The EU report cited local media that around 6,000 people were killed from July to mid-December in 2016, which figures were downsized to “a little more than 3,900 drug ‘personalities’” killed in anti-narcotics operations according to the October #RealNewsPH data release by government (Ibid.). “Government has disputed media reports and those made by independent human rights monitors, saying these are bloated to make the administration look bad. Authorities, including Foreign Affairs Secretary Alan Peter Cayetano, claim all those who died had forced law enforcement agents to shoot back and kill them (Ibid.).”

But, “The President’s statements and actions have seemingly encouraged the police to take an aggressive approach in dealing with drug users and pushers, and have — according to human rights advocates — also encouraged vigilante style extrajudicial killings,” the EU report insisted (Ibid.). The EU also reported that 31 human rights defenders were killed in the Philippines in 2016. The Global Impunity Index ranked the Philippines fourth in the world on Impunity last year (Ibid.).

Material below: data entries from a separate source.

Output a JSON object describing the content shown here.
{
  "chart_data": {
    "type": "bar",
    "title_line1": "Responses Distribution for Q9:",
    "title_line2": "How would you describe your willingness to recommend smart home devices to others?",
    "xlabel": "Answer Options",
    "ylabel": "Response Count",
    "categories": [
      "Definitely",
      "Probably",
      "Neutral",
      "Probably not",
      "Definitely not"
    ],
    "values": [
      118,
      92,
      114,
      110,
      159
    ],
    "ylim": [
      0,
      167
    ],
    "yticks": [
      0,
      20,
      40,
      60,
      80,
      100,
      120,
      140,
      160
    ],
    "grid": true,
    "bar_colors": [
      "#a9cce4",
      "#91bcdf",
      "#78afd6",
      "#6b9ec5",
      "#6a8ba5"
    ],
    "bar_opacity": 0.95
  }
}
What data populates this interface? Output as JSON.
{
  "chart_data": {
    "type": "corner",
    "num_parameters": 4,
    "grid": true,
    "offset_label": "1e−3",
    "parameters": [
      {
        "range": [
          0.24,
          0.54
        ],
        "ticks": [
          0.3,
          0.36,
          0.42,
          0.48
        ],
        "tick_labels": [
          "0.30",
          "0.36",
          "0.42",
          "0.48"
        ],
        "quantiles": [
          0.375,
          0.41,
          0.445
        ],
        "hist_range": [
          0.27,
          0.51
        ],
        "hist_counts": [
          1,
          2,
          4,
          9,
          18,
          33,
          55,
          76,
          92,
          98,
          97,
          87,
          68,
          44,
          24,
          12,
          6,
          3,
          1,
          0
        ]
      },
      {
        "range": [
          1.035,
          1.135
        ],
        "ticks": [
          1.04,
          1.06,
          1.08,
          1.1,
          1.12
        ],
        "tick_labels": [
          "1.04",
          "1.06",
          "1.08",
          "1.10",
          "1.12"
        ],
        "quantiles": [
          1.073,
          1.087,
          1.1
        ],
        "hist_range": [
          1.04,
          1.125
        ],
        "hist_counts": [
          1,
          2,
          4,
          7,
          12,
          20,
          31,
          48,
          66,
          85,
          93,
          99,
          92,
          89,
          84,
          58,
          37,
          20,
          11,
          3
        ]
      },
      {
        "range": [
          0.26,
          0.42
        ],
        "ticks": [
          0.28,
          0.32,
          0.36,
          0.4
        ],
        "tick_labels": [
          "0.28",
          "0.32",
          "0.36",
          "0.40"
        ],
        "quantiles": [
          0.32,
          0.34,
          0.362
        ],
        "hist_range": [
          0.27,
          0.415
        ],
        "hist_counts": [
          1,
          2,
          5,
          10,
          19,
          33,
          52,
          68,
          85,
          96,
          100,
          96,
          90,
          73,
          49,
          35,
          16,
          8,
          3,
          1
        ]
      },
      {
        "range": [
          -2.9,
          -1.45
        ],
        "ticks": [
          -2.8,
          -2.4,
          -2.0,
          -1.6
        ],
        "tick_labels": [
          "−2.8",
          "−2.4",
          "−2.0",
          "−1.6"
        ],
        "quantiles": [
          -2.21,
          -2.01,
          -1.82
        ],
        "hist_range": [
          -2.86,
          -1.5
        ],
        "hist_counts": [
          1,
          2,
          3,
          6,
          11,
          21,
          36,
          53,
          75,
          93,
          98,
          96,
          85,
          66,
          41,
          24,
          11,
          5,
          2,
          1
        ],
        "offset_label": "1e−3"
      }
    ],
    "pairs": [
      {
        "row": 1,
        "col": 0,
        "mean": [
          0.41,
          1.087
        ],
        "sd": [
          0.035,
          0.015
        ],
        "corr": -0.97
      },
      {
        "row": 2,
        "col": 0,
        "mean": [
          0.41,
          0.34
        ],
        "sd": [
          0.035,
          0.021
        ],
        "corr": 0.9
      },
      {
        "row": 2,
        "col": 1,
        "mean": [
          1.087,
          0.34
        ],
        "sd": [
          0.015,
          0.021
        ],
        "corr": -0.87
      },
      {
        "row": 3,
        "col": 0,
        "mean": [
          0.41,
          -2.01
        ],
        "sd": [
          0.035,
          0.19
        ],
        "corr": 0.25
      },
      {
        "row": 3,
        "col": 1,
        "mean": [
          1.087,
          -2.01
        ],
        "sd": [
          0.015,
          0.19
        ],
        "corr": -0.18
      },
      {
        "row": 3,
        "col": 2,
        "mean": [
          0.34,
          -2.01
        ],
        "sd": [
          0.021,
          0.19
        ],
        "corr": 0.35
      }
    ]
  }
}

“As a State Party to the Second Optional Protocol to the International Covenant on Civil and Political Rights, the Philippines is obliged to respect its obligations under international law,” the EU said (Al Jazeera, 10/24/2017). “The EU report reiterated a statement released by a delegation of EU legislators who visited the country in July and expressed concern over bills pending in Congress, such as the proposed lowering of the age of criminal responsibility in the country from 15 to nine years and the restoration of the death penalty (Ibid.).”

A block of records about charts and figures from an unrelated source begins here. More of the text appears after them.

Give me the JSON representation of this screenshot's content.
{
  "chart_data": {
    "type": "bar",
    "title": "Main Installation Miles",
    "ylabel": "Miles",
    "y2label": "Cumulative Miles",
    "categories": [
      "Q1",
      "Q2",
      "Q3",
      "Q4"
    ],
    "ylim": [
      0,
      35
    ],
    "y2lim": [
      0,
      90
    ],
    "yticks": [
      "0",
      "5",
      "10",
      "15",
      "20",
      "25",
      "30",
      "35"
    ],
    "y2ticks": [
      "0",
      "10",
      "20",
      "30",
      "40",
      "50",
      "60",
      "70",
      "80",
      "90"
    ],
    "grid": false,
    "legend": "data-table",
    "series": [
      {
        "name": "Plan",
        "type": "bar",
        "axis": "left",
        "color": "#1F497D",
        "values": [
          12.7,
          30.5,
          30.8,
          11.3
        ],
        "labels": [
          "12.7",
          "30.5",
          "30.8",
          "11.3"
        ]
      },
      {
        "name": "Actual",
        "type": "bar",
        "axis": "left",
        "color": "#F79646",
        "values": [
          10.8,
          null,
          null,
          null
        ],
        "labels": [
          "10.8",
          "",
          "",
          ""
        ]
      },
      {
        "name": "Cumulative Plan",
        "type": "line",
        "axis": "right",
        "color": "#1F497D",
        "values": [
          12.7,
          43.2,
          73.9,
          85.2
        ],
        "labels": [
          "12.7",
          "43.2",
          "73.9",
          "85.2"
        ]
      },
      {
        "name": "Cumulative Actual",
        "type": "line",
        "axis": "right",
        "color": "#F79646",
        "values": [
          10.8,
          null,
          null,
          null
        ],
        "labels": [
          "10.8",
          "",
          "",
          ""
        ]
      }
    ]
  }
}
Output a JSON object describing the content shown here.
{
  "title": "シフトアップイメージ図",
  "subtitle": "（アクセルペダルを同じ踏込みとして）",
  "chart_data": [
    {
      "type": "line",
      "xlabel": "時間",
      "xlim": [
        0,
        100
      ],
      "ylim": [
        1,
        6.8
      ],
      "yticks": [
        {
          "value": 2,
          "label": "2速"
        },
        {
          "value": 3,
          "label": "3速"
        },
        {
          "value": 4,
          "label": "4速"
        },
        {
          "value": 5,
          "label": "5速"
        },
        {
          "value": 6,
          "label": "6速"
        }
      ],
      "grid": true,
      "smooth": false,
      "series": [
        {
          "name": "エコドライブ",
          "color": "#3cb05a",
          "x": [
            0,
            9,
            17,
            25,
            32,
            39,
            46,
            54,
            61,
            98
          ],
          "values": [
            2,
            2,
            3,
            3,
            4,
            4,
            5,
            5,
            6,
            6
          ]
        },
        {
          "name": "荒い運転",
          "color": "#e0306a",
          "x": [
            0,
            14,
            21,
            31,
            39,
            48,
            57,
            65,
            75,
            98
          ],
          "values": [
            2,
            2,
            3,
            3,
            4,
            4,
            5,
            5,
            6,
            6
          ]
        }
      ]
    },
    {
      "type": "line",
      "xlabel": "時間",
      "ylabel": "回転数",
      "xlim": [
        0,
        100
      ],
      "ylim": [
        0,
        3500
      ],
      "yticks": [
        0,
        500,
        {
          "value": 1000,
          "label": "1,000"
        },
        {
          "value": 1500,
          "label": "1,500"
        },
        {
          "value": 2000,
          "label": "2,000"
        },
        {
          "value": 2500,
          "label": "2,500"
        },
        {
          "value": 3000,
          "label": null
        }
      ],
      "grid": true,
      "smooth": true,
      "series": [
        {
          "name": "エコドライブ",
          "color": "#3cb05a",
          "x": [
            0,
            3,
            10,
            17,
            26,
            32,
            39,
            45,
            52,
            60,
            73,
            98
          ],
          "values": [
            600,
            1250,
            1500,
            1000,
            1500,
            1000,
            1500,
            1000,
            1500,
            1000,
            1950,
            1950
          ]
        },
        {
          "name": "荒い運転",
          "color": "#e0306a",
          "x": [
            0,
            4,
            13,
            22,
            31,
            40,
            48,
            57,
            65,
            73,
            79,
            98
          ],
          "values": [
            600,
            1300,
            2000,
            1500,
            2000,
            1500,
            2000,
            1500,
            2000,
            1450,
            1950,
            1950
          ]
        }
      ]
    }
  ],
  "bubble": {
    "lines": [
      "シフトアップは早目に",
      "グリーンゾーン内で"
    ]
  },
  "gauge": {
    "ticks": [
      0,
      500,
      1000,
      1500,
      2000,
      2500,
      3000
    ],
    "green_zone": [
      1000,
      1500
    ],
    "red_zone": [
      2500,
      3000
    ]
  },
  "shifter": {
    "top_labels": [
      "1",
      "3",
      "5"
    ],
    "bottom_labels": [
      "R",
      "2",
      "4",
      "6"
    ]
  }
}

And so Mr. Cayetano said on Oct. 25 that “if foreign donors would give us conditionalities that will affect our sovereignty and give (them) the right to interfere into our domestic affairs, we will not accept that donation” (Interaksyon, 10/26/2017). EU Ambassador to the Philippines Franz Jessen talked with Mr. Cayetano and Finance Secretary Carlos Dominguez III and “he thought that the two department heads ‘are practical people’ who ‘at the end of the day’ would ‘look at the principles, and look at what actually is happening, what is our development assistance all about (Ibid.).’”

Mr. Jessen said the EU was internally discussing the amount that it was planning to grant (to the Mindanao rehabilitation) that could be increased from €55 million to €100 million or about P6 billion (Ibid.). This is not a small sum, considering the P20 billion that has to be raised by the Philippine government for the rebuilding of Marawi alone. No strings attached?

A paper titled “Foreign Aid as Foreign Policy Tool” by Clair Apodaca of the Department of Political Science, Virginia Tech, published by the Oxford University Press (2017) collates the research of various foreign policy academicians and practitioners towards the general conclusion that foreign aid indeed has “strings attached” for the benefit of donor countries (, 10/28/2017). “Foreign aid is a tool of foreign policy, not solely an instrument for the economic development of poor countries,” Apodaca declares. “Funding foreign aid with conditionalities can be used to enhance national security, further economic and political interests, and (also) ultimately empower the citizenry of poor countries (Ibid.).”

A hard decision for the Duterte administration to make. But first, let’s look honestly into those alleged extrajudicial killings and human rights violations. It won’t hurt to listen to the growing concern of the rest of the world. Let’s first prove them wrong.


Amelia H. C. Ylagan is a Doctor of Business Administration from the University of the Philippines.